Mathématicien et économiste hétérodoxe roumain, les travaux de Nicholas Georgescu-Roegen (1906-1994) ont abouti au concept de décroissance. L’analyse de Nicholas Georgescu-Roegen va compléter l’analyse de Joseph Aloïs Schumpeter.
La décroissance n’est pas une invention théorique nouvelle, toutes les civilisations antérieures se sont effondrées après une période de faste plus ou moins longue. La révolution industrielle nous cache pour l’instant cette réalité car elle a permis depuis deux siècles une croissance tendancielle. Mais ce trend séculaire s’est toujours accompagné de variations cycliques ; les périodes d’expansion sont suivies de période de récession comme en 2009, voire de dépression comme en 1929. Il faut tout d’abord remarquer qu’il s’agit d’une décroissance subie, conséquence d’une crise économique, et non d’une décroissance choisie comme l’envisage les objecteurs de croissance. On retrouve cette idée de décroissance inéluctable dans l’œuvre de Joseph Aloïs Schumpeter, qui a analysé le cycle long, dit Kondratieff (1892-1930). Dans un cycle économique, il y a d’abord la période d’expansion (croissance économique), puis le retournement de tendance (la crise) à laquelle succède une période de « décroissance » (dite récession, ou dépression, ou croissance négative), et peut-être la reprise, mais ce n’est jamais sûr… Encore faut-il selon l’analyse de Schumpeter satisfaire un certain nombre de conditions comme l’existence d’une « grappe » d’innovations portée par des entrepreneurs dynamiques.

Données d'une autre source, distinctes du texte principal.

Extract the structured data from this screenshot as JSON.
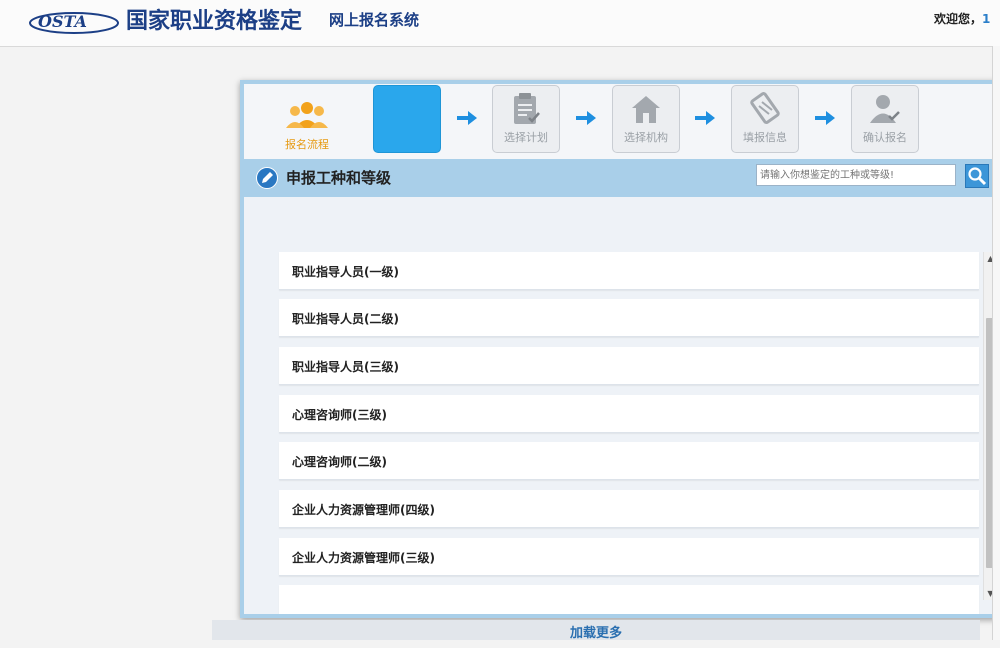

Schumpeter vient au monde l’année même de la mort de Karl Marx, en 1883. Très bon connaisseur de l’œuvre de Karl Marx, Schumpeter est à la fois un grand admirateur et un féroce critique du capitalisme. Son analyse de la croissance comme dynamique du capitalisme (The theorie of Economic Development en 1911 et Business Cycles en 1939) va en effet à l’encontre de la thèse libérale de l’équilibre automatique grâce à la loi du marché. Schumpeter explique les cycles longs, statistiquement déjà constatés par Kondratieff au XIXe siècle : deux cycles, 1780-1840, puis 1840-1897, c’est-à-dire une phase d’expansion (des prix, de la production, de l’emploi) sur 20 à 30 ans qui débouche nécessairement sur une crise suivie par une phase de dépression, autrement dit une décroissance économique sur 20 à 30 ans. La reprise se fera grâce à des entrepreneurs dynamiques qui mettront en oeuvre des innovations de produits ou de processus.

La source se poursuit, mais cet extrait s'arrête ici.